Matilde Iungano – Matilde Iungano, terza generazione alla guida di una realtà nata nel 1938, una storica azienda agricola di Forenza, ha realizzato il suo sogno: produrre una pasta con il suo nome. Dopo anni in cui le attività prevalenti erano la coltivazione di cereali e l’allevamento di bestiame, oggi l’azienda gestisce annualmente circa 4.000 quintali di grano e 100 quintali di semola destinati alla trasformazione industriale. “Ho sempre avuto il desiderio di produrre per trasformare, così quando mi è stato affidato il testimone non ho perso un attimo e abbiamo realizzato la pasta di grano duro”.
La Pasta Iungano è certificata “Me.No”, un marchio ideato nell’ambito del Consorzio nazionale Metodo Nobile®: “L’acronimo Me.No. descrive il principio generale a cui si ispirano gli aderenti al Consorzio – ci spiega Matilde – che si sintetizza nel motto ‘produrre meno per produrre meglio’. Un approccio che garantisce la salvaguardia dei sapori, degli odori, della salubrità dei prodotti e il rispetto dell’ambiente e della salute del consumatore”. Matilde adesso pensa a tante novità di prodotto, tutte all’insegna della genuinità, della semplicità e della produzione bio.

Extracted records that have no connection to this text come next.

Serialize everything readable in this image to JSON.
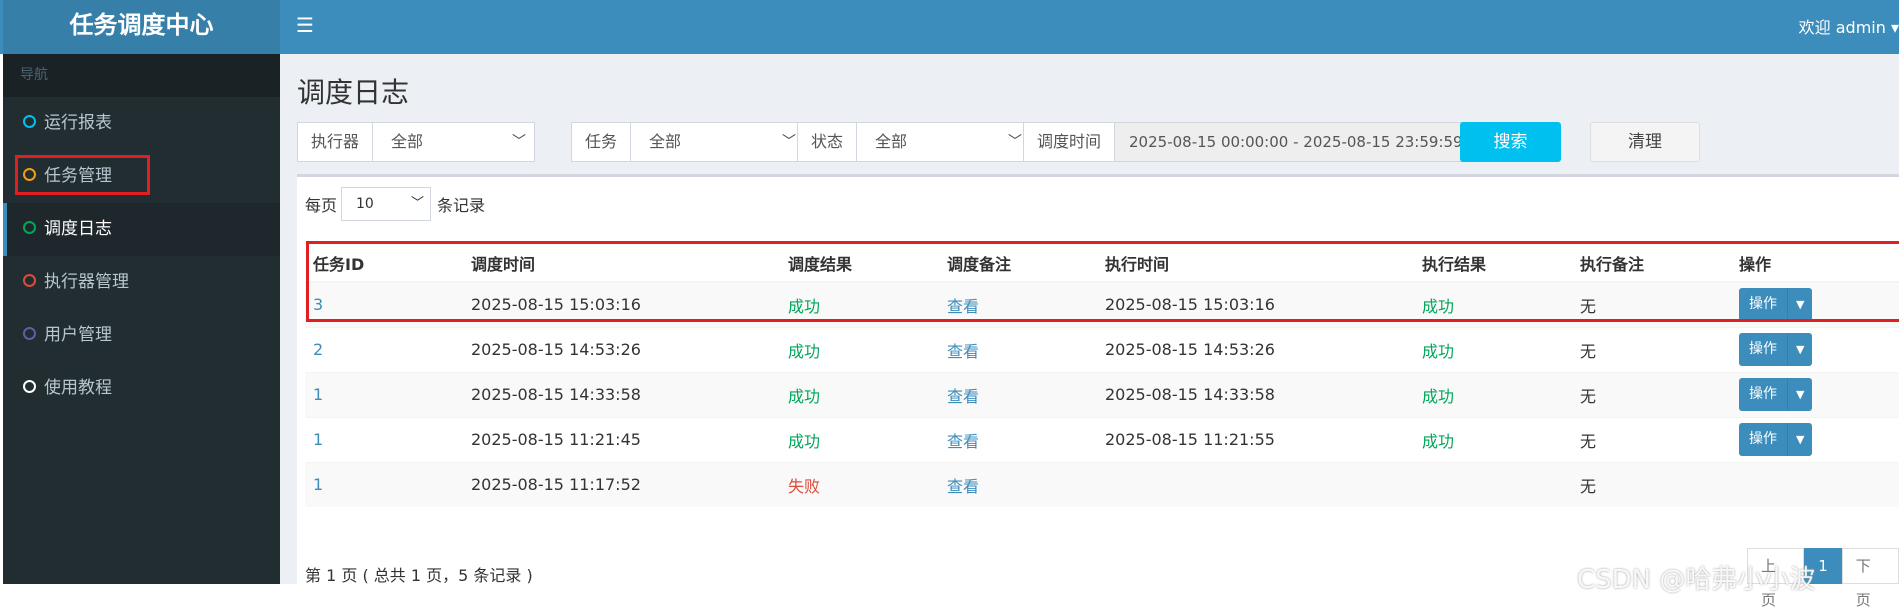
{
  "app": {
    "title": "任务调度中心",
    "menu_icon": "hamburger-icon",
    "welcome": "欢迎 admin"
  },
  "sidebar": {
    "header": "导航",
    "items": [
      {
        "label": "运行报表",
        "icon_color": "#00c0ef"
      },
      {
        "label": "任务管理",
        "icon_color": "#f39c12"
      },
      {
        "label": "调度日志",
        "icon_color": "#00a65a",
        "active": true
      },
      {
        "label": "执行器管理",
        "icon_color": "#dd4b39"
      },
      {
        "label": "用户管理",
        "icon_color": "#605ca8"
      },
      {
        "label": "使用教程",
        "icon_color": "#ffffff"
      }
    ]
  },
  "page": {
    "title": "调度日志"
  },
  "filters": {
    "executor_label": "执行器",
    "executor_value": "全部",
    "job_label": "任务",
    "job_value": "全部",
    "status_label": "状态",
    "status_value": "全部",
    "time_label": "调度时间",
    "time_value": "2025-08-15 00:00:00 - 2025-08-15 23:59:59",
    "search_label": "搜索",
    "clear_label": "清理"
  },
  "length": {
    "prefix": "每页",
    "value": "10",
    "suffix": "条记录"
  },
  "table": {
    "headers": [
      "任务ID",
      "调度时间",
      "调度结果",
      "调度备注",
      "执行时间",
      "执行结果",
      "执行备注",
      "操作"
    ],
    "rows": [
      {
        "id": "3",
        "trigger_time": "2025-08-15 15:03:16",
        "trigger_result": "成功",
        "trigger_note": "查看",
        "exec_time": "2025-08-15 15:03:16",
        "exec_result": "成功",
        "exec_note": "无",
        "op": "操作"
      },
      {
        "id": "2",
        "trigger_time": "2025-08-15 14:53:26",
        "trigger_result": "成功",
        "trigger_note": "查看",
        "exec_time": "2025-08-15 14:53:26",
        "exec_result": "成功",
        "exec_note": "无",
        "op": "操作"
      },
      {
        "id": "1",
        "trigger_time": "2025-08-15 14:33:58",
        "trigger_result": "成功",
        "trigger_note": "查看",
        "exec_time": "2025-08-15 14:33:58",
        "exec_result": "成功",
        "exec_note": "无",
        "op": "操作"
      },
      {
        "id": "1",
        "trigger_time": "2025-08-15 11:21:45",
        "trigger_result": "成功",
        "trigger_note": "查看",
        "exec_time": "2025-08-15 11:21:55",
        "exec_result": "成功",
        "exec_note": "无",
        "op": "操作"
      },
      {
        "id": "1",
        "trigger_time": "2025-08-15 11:17:52",
        "trigger_result": "失败",
        "trigger_note": "查看",
        "exec_time": "",
        "exec_result": "",
        "exec_note": "无",
        "op": ""
      }
    ]
  },
  "footer": {
    "info": "第 1 页 ( 总共 1 页，5 条记录 )",
    "prev": "上页",
    "page": "1",
    "next": "下页"
  },
  "watermark": "CSDN @哈弗小小波",
  "colors": {
    "accent": "#3c8dbc",
    "success": "#00a65a",
    "danger": "#dd4b39",
    "highlight": "#e02020"
  }
}
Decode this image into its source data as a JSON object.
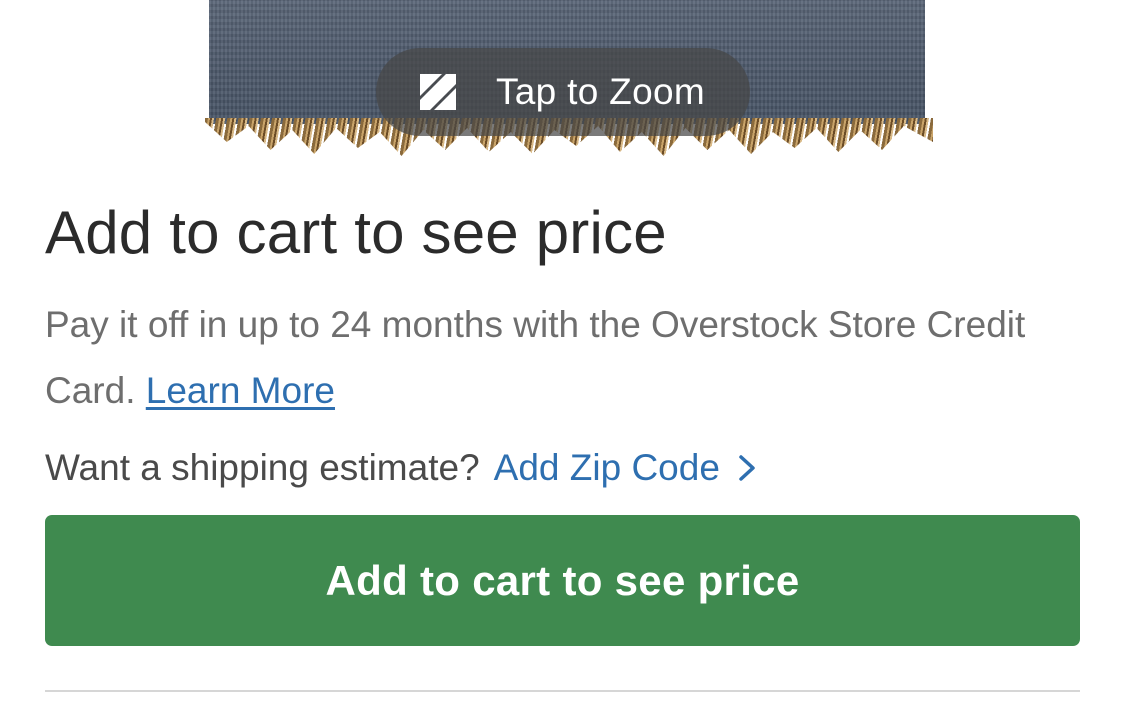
{
  "product_image": {
    "zoom_label": "Tap to Zoom",
    "zoom_icon": "expand-icon"
  },
  "pricing": {
    "headline": "Add to cart to see price",
    "financing_text": "Pay it off in up to 24 months with the Overstock Store Credit Card.",
    "learn_more_label": "Learn More"
  },
  "shipping": {
    "prompt": "Want a shipping estimate?",
    "zip_link_label": "Add Zip Code",
    "chevron_icon": "chevron-right-icon"
  },
  "cart_button": {
    "label": "Add to cart to see price"
  },
  "colors": {
    "button_green": "#3f8a4f",
    "link_blue": "#2e6fb0",
    "headline_text": "#2b2b2b",
    "body_text": "#6e6e6e"
  }
}
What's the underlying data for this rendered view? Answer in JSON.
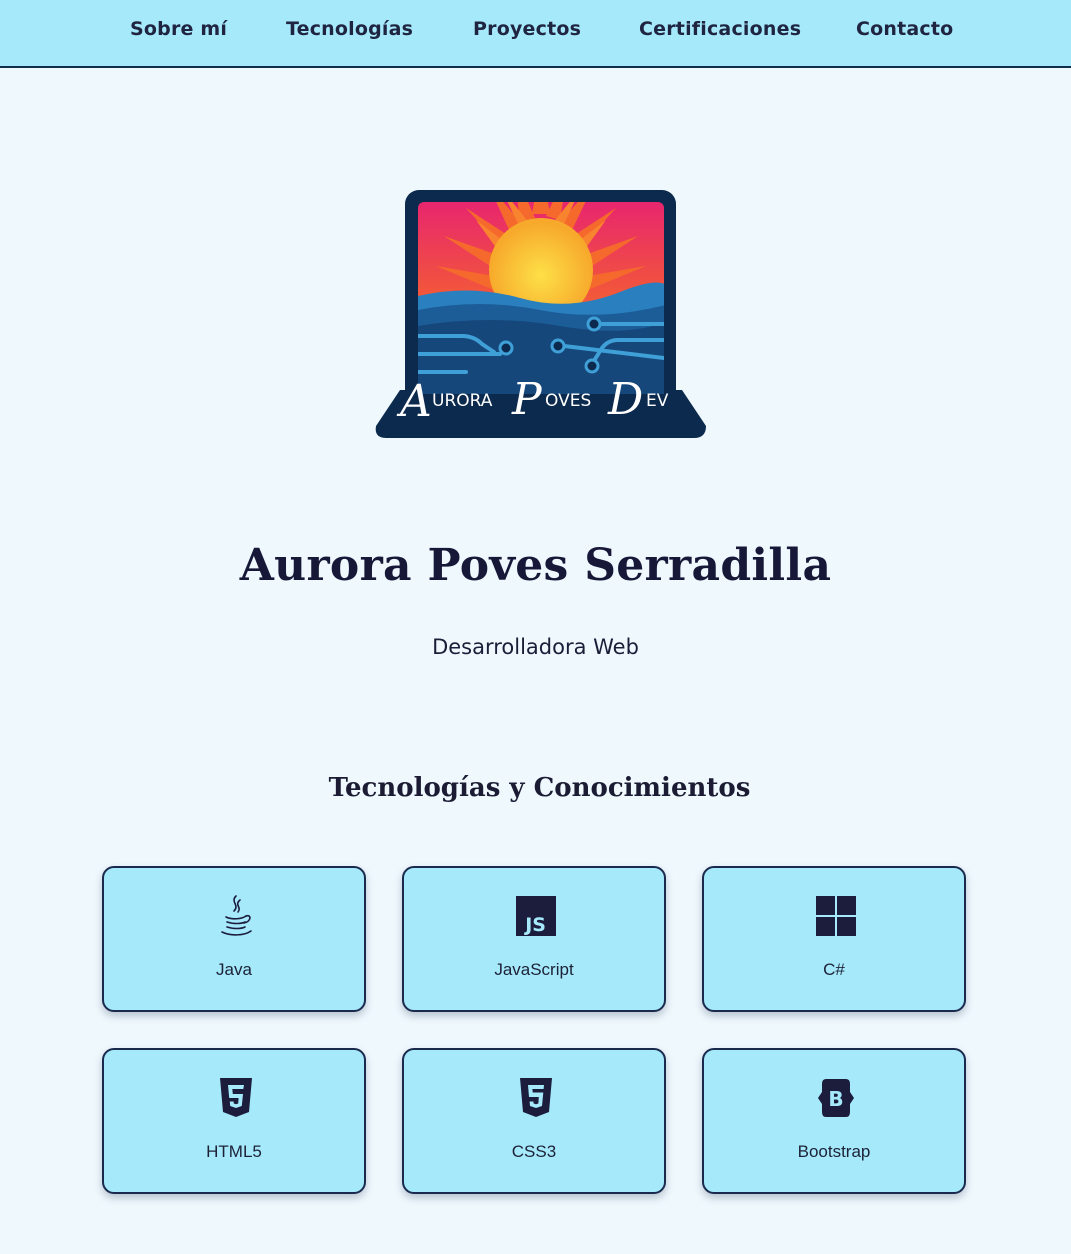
{
  "nav": {
    "items": [
      "Sobre mí",
      "Tecnologías",
      "Proyectos",
      "Certificaciones",
      "Contacto"
    ]
  },
  "logo": {
    "text_first": "A",
    "text_first_rest": "URORA",
    "text_second": "P",
    "text_second_rest": "OVES",
    "text_third": "D",
    "text_third_rest": "EV"
  },
  "hero": {
    "name": "Aurora Poves Serradilla",
    "role": "Desarrolladora Web"
  },
  "skills": {
    "title": "Tecnologías y Conocimientos",
    "items": [
      {
        "label": "Java",
        "icon": "java-icon"
      },
      {
        "label": "JavaScript",
        "icon": "javascript-icon"
      },
      {
        "label": "C#",
        "icon": "windows-icon"
      },
      {
        "label": "HTML5",
        "icon": "html5-icon"
      },
      {
        "label": "CSS3",
        "icon": "css3-icon"
      },
      {
        "label": "Bootstrap",
        "icon": "bootstrap-icon"
      }
    ]
  },
  "colors": {
    "background": "#eff8fd",
    "navbar": "#a5e9fb",
    "card": "#a5e9fb",
    "text_dark": "#16163a"
  }
}
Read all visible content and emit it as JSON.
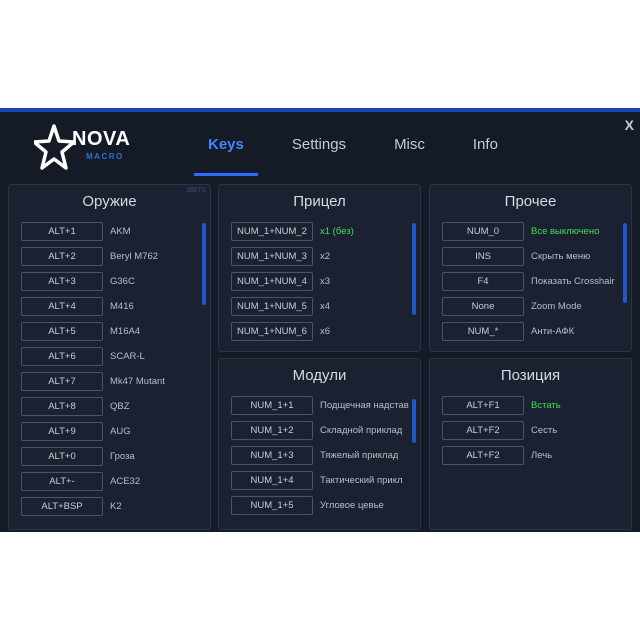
{
  "app": {
    "logo_main": "NOVA",
    "logo_sub": "MACRO",
    "close_label": "X"
  },
  "tabs": [
    {
      "label": "Keys"
    },
    {
      "label": "Settings"
    },
    {
      "label": "Misc"
    },
    {
      "label": "Info"
    }
  ],
  "weapons": {
    "title": "Оружие",
    "tag": "ЗВЕТО",
    "rows": [
      {
        "key": "ALT+1",
        "name": "AKM"
      },
      {
        "key": "ALT+2",
        "name": "Beryl M762"
      },
      {
        "key": "ALT+3",
        "name": "G36C"
      },
      {
        "key": "ALT+4",
        "name": "M416"
      },
      {
        "key": "ALT+5",
        "name": "M16A4"
      },
      {
        "key": "ALT+6",
        "name": "SCAR-L"
      },
      {
        "key": "ALT+7",
        "name": "Mk47 Mutant"
      },
      {
        "key": "ALT+8",
        "name": "QBZ"
      },
      {
        "key": "ALT+9",
        "name": "AUG"
      },
      {
        "key": "ALT+0",
        "name": "Гроза"
      },
      {
        "key": "ALT+-",
        "name": "ACE32"
      },
      {
        "key": "ALT+BSP",
        "name": "K2"
      }
    ]
  },
  "scope": {
    "title": "Прицел",
    "rows": [
      {
        "key": "NUM_1+NUM_2",
        "name": "x1 (без)"
      },
      {
        "key": "NUM_1+NUM_3",
        "name": "x2"
      },
      {
        "key": "NUM_1+NUM_4",
        "name": "x3"
      },
      {
        "key": "NUM_1+NUM_5",
        "name": "x4"
      },
      {
        "key": "NUM_1+NUM_6",
        "name": "x6"
      }
    ]
  },
  "modules": {
    "title": "Модули",
    "rows": [
      {
        "key": "NUM_1+1",
        "name": "Подщечная надстав"
      },
      {
        "key": "NUM_1+2",
        "name": "Складной приклад"
      },
      {
        "key": "NUM_1+3",
        "name": "Тяжелый приклад"
      },
      {
        "key": "NUM_1+4",
        "name": "Тактический прикл"
      },
      {
        "key": "NUM_1+5",
        "name": "Угловое цевье"
      }
    ]
  },
  "other": {
    "title": "Прочее",
    "rows": [
      {
        "key": "NUM_0",
        "name": "Все выключено"
      },
      {
        "key": "INS",
        "name": "Скрыть меню"
      },
      {
        "key": "F4",
        "name": "Показать Crosshair"
      },
      {
        "key": "None",
        "name": "Zoom Mode"
      },
      {
        "key": "NUM_*",
        "name": "Анти-АФК"
      }
    ]
  },
  "position": {
    "title": "Позиция",
    "rows": [
      {
        "key": "ALT+F1",
        "name": "Встать"
      },
      {
        "key": "ALT+F2",
        "name": "Сесть"
      },
      {
        "key": "ALT+F2",
        "name": "Лечь"
      }
    ]
  },
  "colors": {
    "background": "#141a26",
    "panel": "#1b2130",
    "accent": "#2e6bff",
    "active_text": "#3ee05a"
  }
}
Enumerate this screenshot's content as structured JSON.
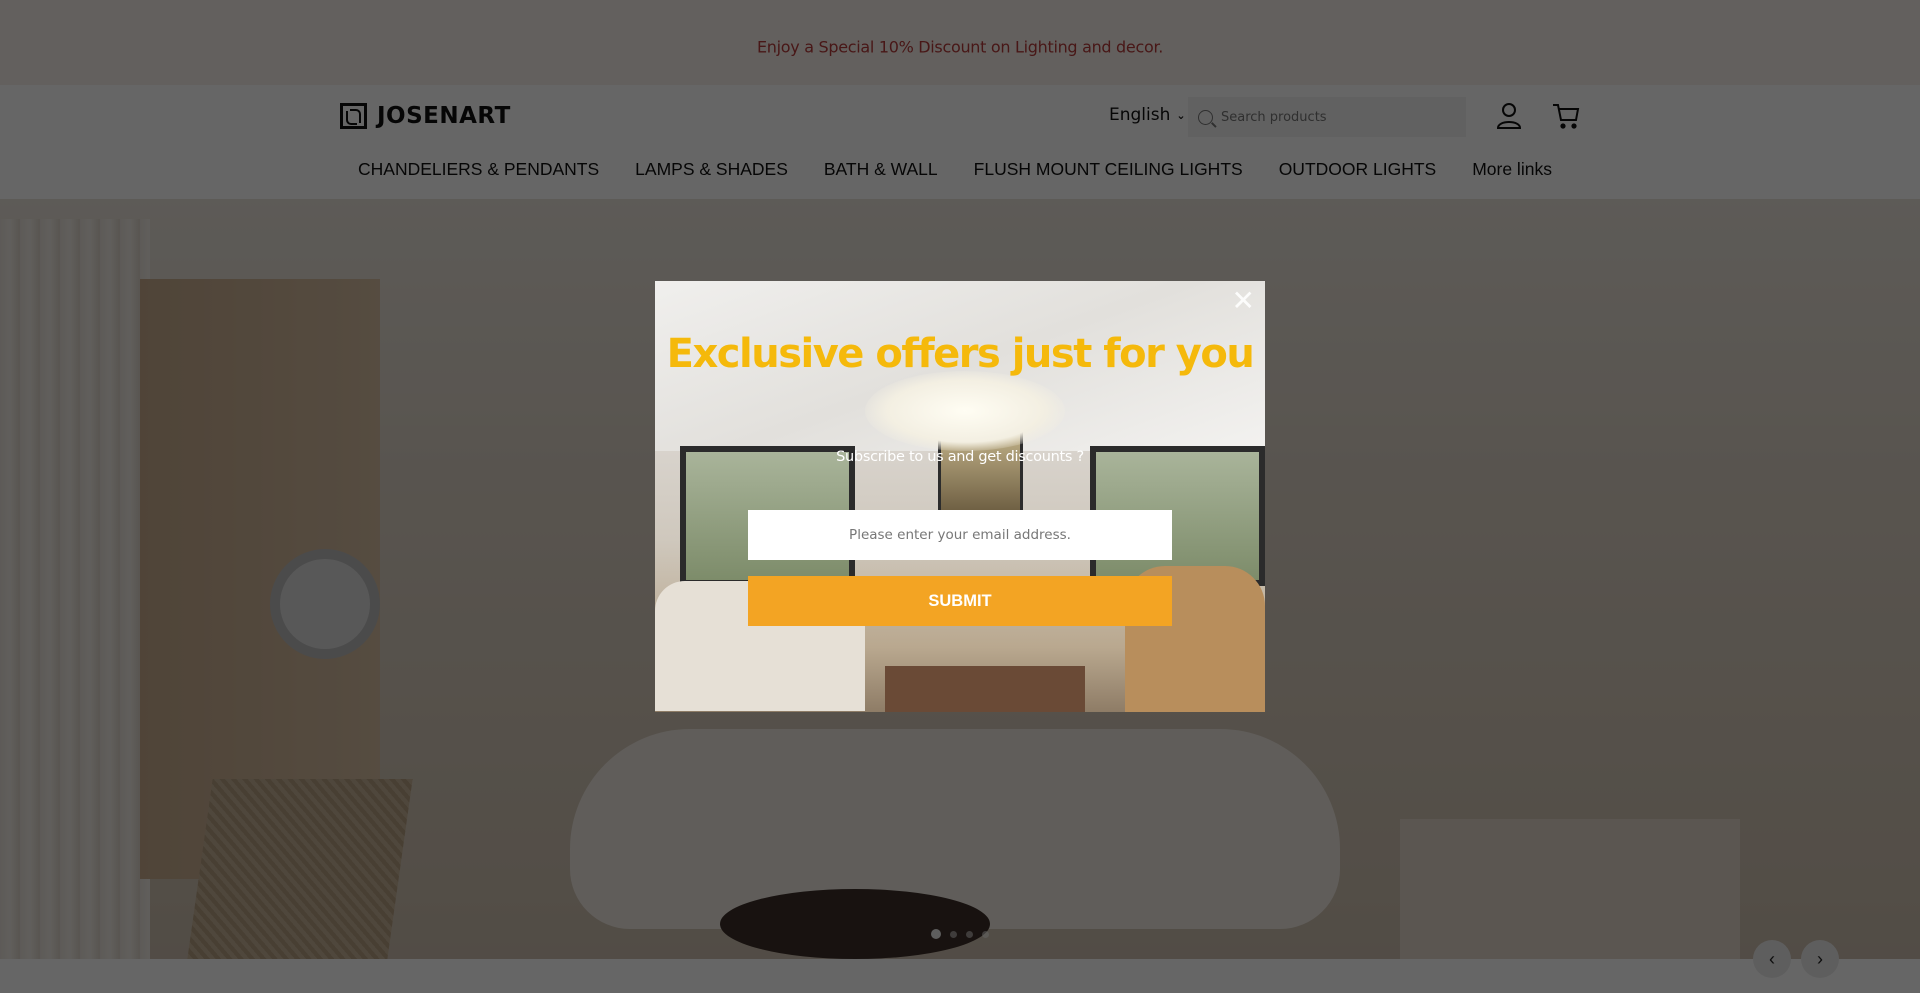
{
  "announcement": {
    "text": "Enjoy a Special 10% Discount on Lighting and decor."
  },
  "header": {
    "logo_text": "JOSENART",
    "logo_icon": "josenart-logo-mark",
    "language": {
      "selected": "English",
      "icon": "chevron-down-icon"
    },
    "search": {
      "placeholder": "Search products",
      "value": "",
      "icon": "search-icon"
    },
    "account_icon": "user-icon",
    "cart_icon": "cart-icon"
  },
  "nav": {
    "items": [
      {
        "label": "CHANDELIERS & PENDANTS"
      },
      {
        "label": "LAMPS & SHADES"
      },
      {
        "label": "BATH & WALL"
      },
      {
        "label": "FLUSH MOUNT CEILING LIGHTS"
      },
      {
        "label": "OUTDOOR LIGHTS"
      },
      {
        "label": "More links"
      }
    ]
  },
  "hero": {
    "slide_count": 4,
    "active_slide": 1,
    "prev_icon": "chevron-left-icon",
    "next_icon": "chevron-right-icon",
    "prev_glyph": "‹",
    "next_glyph": "›"
  },
  "popup": {
    "close_glyph": "✕",
    "title": "Exclusive offers just for you",
    "subtitle": "Subscribe to us and get discounts ?",
    "email_placeholder": "Please enter your email address.",
    "email_value": "",
    "submit_label": "SUBMIT",
    "colors": {
      "title": "#f5b90b",
      "submit_bg": "#f3a423"
    }
  },
  "colors": {
    "announcement_text": "#b53a3a",
    "overlay": "rgba(0,0,0,0.6)"
  }
}
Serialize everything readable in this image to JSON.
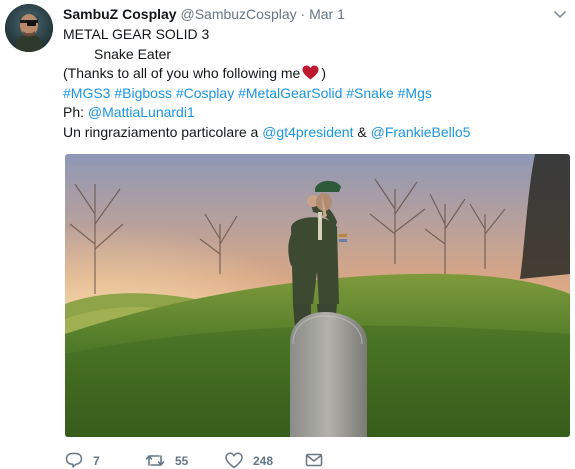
{
  "tweet": {
    "author_name": "SambuZ Cosplay",
    "author_handle": "@SambuzCosplay",
    "separator": "·",
    "date": "Mar 1",
    "lines": {
      "title": "METAL GEAR SOLID 3",
      "subtitle": "Snake Eater",
      "thanks_before": "(Thanks to all of you who following me",
      "thanks_after": ")",
      "hashtags": "#MGS3 #Bigboss #Cosplay #MetalGearSolid #Snake #Mgs",
      "photo_prefix": "Ph: ",
      "photo_mention": "@MattiaLunardi1",
      "thanks_it_prefix": "Un ringraziamento particolare a ",
      "mention_1": "@gt4president",
      "amp": " & ",
      "mention_2": "@FrankieBello5"
    },
    "media_alt": "Photo of a uniformed soldier in a green beret saluting before a gravestone on a grassy hill at sunset"
  },
  "actions": {
    "replies": "7",
    "retweets": "55",
    "likes": "248"
  },
  "colors": {
    "link": "#1b95e0",
    "secondary_text": "#657786",
    "heart": "#e0245e"
  },
  "icons": {
    "avatar": "profile-avatar",
    "caret": "chevron-down-icon",
    "reply": "reply-icon",
    "retweet": "retweet-icon",
    "like": "heart-icon",
    "dm": "direct-message-icon",
    "emoji": "red-heart-emoji"
  }
}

Il catalogo della storica azienda di Forenza, nel nord della Basilicata, sarà arricchito da diverse nuove proposte: erbe aromatiche, passata di pomodoro, confetture per i formaggi, mosto cotto di uva aglianico del Vulture, peperone crusco fritto e secco e farina in busta da grani antichi della zona. Un assortimento ampio e variegato, che non transige in fatto “salubrità e sapore”. “Mi riferisco al sapore perduto degli alimenti. La garanzia di biologico non deve far venir meno o trascurare il sapore autentico. Il metodo che adottiamo mira, a costo di ridurre la produzione, a proporre prodotti biologici e saporiti”.
“E’ necessario sostenere queste imprese, impegnate a ricucire gli strappi tra la sostenibilità economica e quella ambientale e sociale -afferma la presidente di Donne in Campo-Cia, Pina Terenzi-. Serve, quindi, rendere stabile il Bonus Donne in Campo e in generale rafforzare gli strumenti di credito, ma anche favorire l’accesso alla terra da parte delle donne che, a tutte le età, e a volte dopo la crescita dei figli, desiderano impegnarsi in agricoltura”. “Ci aspettiamo molto dal Piano Nazionale di Ripresa e Resilienza -aggiunge Terenzi”.